Sherlock Holmes Doesn't Play Dice: The significance of Evidence Theory for the Social and Life Sciences
- URL: http://arxiv.org/abs/2309.03222v2
- Date: Wed, 29 May 2024 09:37:39 GMT
- Title: Sherlock Holmes Doesn't Play Dice: The significance of Evidence Theory for the Social and Life Sciences
- Authors: V. L. Raju Chinthalapati, Guido Fioretti,
- Abstract summary: Evidence Theory can express the uncertainty deriving from the fear that events may materialize.

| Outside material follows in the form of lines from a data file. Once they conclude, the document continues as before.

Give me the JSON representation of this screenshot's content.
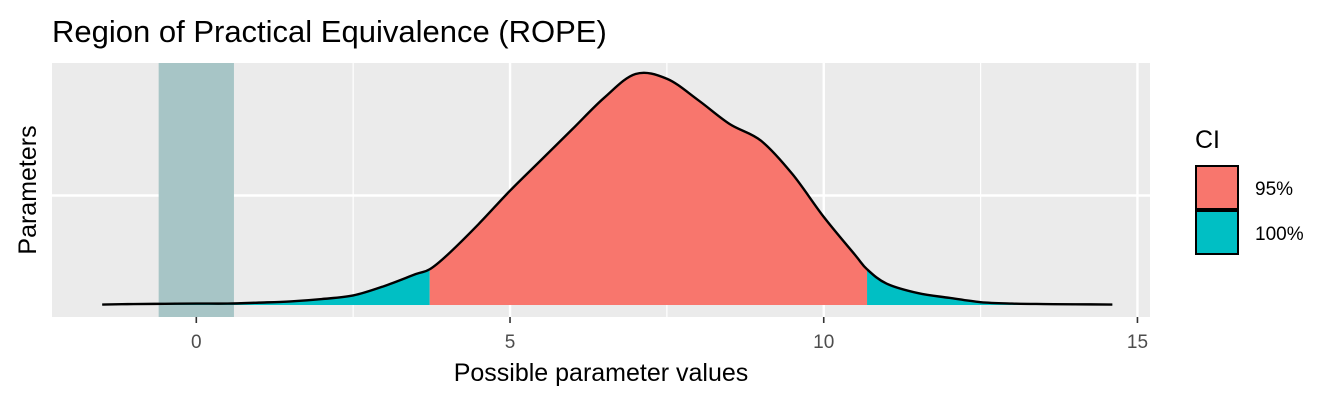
{
  "chart_data": {
    "type": "area",
    "title": "Region of Practical Equivalence (ROPE)",
    "xlabel": "Possible parameter values",
    "ylabel": "Parameters",
    "xlim": [
      -2.3,
      15.2
    ],
    "x_ticks": [
      0,
      5,
      10,
      15
    ],
    "x_tick_labels": [
      "0",
      "5",
      "10",
      "15"
    ],
    "grid": true,
    "rope": {
      "low": -0.6,
      "high": 0.6,
      "color": "#a7c5c6"
    },
    "ci_95": {
      "low": 3.72,
      "high": 10.69
    },
    "density": {
      "x": [
        -1.5,
        -1.0,
        -0.5,
        0.0,
        0.5,
        1.0,
        1.5,
        2.0,
        2.5,
        3.0,
        3.5,
        3.72,
        4.0,
        4.5,
        5.0,
        5.5,
        6.0,
        6.5,
        7.0,
        7.5,
        8.0,
        8.5,
        9.0,
        9.5,
        10.0,
        10.5,
        10.69,
        11.0,
        11.5,
        12.0,
        12.5,
        13.0,
        13.5,
        14.0,
        14.6
      ],
      "y": [
        0.002,
        0.004,
        0.005,
        0.006,
        0.006,
        0.01,
        0.015,
        0.025,
        0.04,
        0.08,
        0.13,
        0.15,
        0.21,
        0.34,
        0.48,
        0.61,
        0.74,
        0.87,
        0.97,
        0.95,
        0.86,
        0.76,
        0.69,
        0.55,
        0.37,
        0.21,
        0.15,
        0.09,
        0.05,
        0.03,
        0.012,
        0.006,
        0.004,
        0.003,
        0.002
      ]
    },
    "legend": {
      "title": "CI",
      "placement": "right",
      "items": [
        {
          "label": "95%",
          "color": "#f8766d"
        },
        {
          "label": "100%",
          "color": "#00bfc4"
        }
      ]
    },
    "panel_color": "#ebebeb",
    "outline_color": "#000000"
  }
}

Probability Theory must limit itself to the possibilities that a decision-maker is currently envisaging.
- Score: 0.0
- License: http://creativecommons.org/licenses/by-nc-sa/4.0/
- Abstract: While Evidence Theory (Demster-Shafer Theory, Belief Functions Theory) is being increasingly used in data fusion, its potentialities in the Social and Life Sciences are often obscured by lack of awareness of its distinctive features. With this paper we stress that Evidence Theory can express the uncertainty deriving from the fear that events may materialize, that one has not been able to figure out. By contrast, Probability Theory must limit itself to the possibilities that a decision-maker is currently envisaging. Subsequently, we illustrate how Dempster-Shafer's combination rule relates to Bayes' Theorem for various versions of Probability Theory and discuss which applications of Information Theory can be enhanced by Evidence Theory. Finally, we illustrate our claims with an example where Evidence Theory is used to make sense of the partially overlapping, partially contradictory solutions that appear in an auditing exercise.